TikTok juga telah menjadi platform yang membantu RRQ mendongkrak nilai pemasarannya. Kondisi pandemi juga turut mempermudah dan meningkatkan keberhasilan usaha kolektif ini.

Investasi di Dunia Gaming, Bagaimana Potensinya?

Investasi menjadi bagian yang integral bagi pertumbuhan suatu industri, tidak terkecuali gaming. Peran investor dalam memberikan akses bagi atlet mengembangkan kemampuan, memberikan karir yang baik, serta mendukung dalam setiap perjalanan kompetisi menjadi sangat penting.

COO T1 Entertainment & Sports dari Korea Selatan, John Kim, mengutarakan bahwa ini adalah saat yang paling tepat untuk berada di industri game, terutama e-sport, karena audiens dan stakeholder semakin meningkat.

T1 sendiri merupakan salah satu joint venture e-sport terbesar di Korea Selatan yang memegang kendali tim T1 League of Legends (LoL) Champions. T1 telah berhasil memperoleh sponsorship gold dari Nike, Samsung, dan beberapa perusahaan raksasa lain.

Menurut Kim, lanskap industri e-sport semakin sehat karena jaringannya terus meluas. Strategi franchise juga menurutnya dapat dijadikan sebuah opsi yang baik untuk meningkatkan publisitas dan revenue.

Jika investor berfokus pada rencana pertumbuhan jangka panjang, perusahaan publisher akan berfokus pada engagement dengan pasar, proses penghasilan keuntungan, dan lain-lain. Perbedaan ini perlu dipahami oleh developer game untuk bisa tumbuh.

“Strategi praktikal untuk mendapatkan funding bagi games adalah perkenalan yang hangat, membangun rasa percaya, dan menjalani kesepakatan yang disetujui oleh kedua belah pihak dengan investor,” ungkap CEO TouchTen Games, Rokimas Soeharyo.

Developer game juga perlu memberikan added value dalam produk yang dikembangkan. Sebuah pembeda yang kuat akan bisa membuat seorang publisher dan investor yakin akan potensi game yang sedang dikembangkan oleh developer.

Developer, publisher, dan investor juga perlu membuat kerja sama dalam kerangka visi dan nilai yang cocok. Profit Sharing dan IP Ownership menjadi hal yang sangat penting bagi publisher. Sementara valuasi dan kepemilikan menjadi entitas yang utama bagi para investor.

i360 on Gaming Foto: istimewa

Sebuah venture capital di industri gaming lain, IndoGen Capital, membagikan tips untuk memilih perusahaan atau agensi e-sport yang benar-benar baik dan mumpuni. Menurut mereka, perusahaan yang akan sukses ditentukan oleh tiga kriteria, yaitu:

  • Perusahaan yang dapat mengapitalisasi tren-tren makro;

  • Revenue yang dihasilkan berasal dari bisnis yang berpusat pada fans; dan

  • Memiliki portofolio sponsor yang beragam.
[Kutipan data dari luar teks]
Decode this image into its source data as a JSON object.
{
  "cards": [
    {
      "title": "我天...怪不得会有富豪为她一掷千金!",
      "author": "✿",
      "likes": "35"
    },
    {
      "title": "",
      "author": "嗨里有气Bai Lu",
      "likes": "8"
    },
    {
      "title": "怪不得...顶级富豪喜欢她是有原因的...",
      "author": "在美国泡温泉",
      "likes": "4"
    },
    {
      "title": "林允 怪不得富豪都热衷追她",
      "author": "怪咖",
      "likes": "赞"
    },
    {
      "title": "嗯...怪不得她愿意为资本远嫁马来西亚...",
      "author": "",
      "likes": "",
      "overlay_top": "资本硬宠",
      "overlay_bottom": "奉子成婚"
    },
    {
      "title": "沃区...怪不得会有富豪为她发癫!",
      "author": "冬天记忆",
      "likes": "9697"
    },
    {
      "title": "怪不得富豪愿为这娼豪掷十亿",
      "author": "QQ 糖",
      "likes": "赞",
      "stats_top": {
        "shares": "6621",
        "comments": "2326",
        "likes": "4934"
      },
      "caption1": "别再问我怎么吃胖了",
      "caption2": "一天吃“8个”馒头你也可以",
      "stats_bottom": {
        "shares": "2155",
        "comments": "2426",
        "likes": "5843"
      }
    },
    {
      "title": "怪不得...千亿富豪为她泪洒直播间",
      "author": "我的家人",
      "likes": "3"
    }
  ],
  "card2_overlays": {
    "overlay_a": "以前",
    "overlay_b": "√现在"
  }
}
Selain itu, bagi mereka yang ingin memulai investasi di industri game, IndoGen mengungkap 4 hal krusial yang perlu diperhatikan. Keempatnya adalah:

  • Menemukan founder yang memahami pasar gaming di suatu daerah;

  • Mencari retensi dan client charm menggunakan matriks yang tepat;

  • Menilai intangible assets, brand, dan komunitas; serta

  • Berfokus pada engagement dan hubungan dengan audiens atau fans.

Managing Partner IndoGen Capital, Chandra Firmanto, mengutarakan bahwa pandemi telah memberikan ruang yang lebih besar bagi industri game untuk tumbuh. Jumlah pemain, penonton, hingga platform akan semakin marak di masyarakat.

Tren pasar ini menjadi kunci bagi IndoGen Capital dalam memercayakan investasinya pada masa depan industri game. Komunitas besar juga memiliki peran yang krusial dalam engagement yang berusaha dibangun. Hal ini membuktikan bahwa industri game tidak hanya soal pemain, namun selalu lebih dari itu.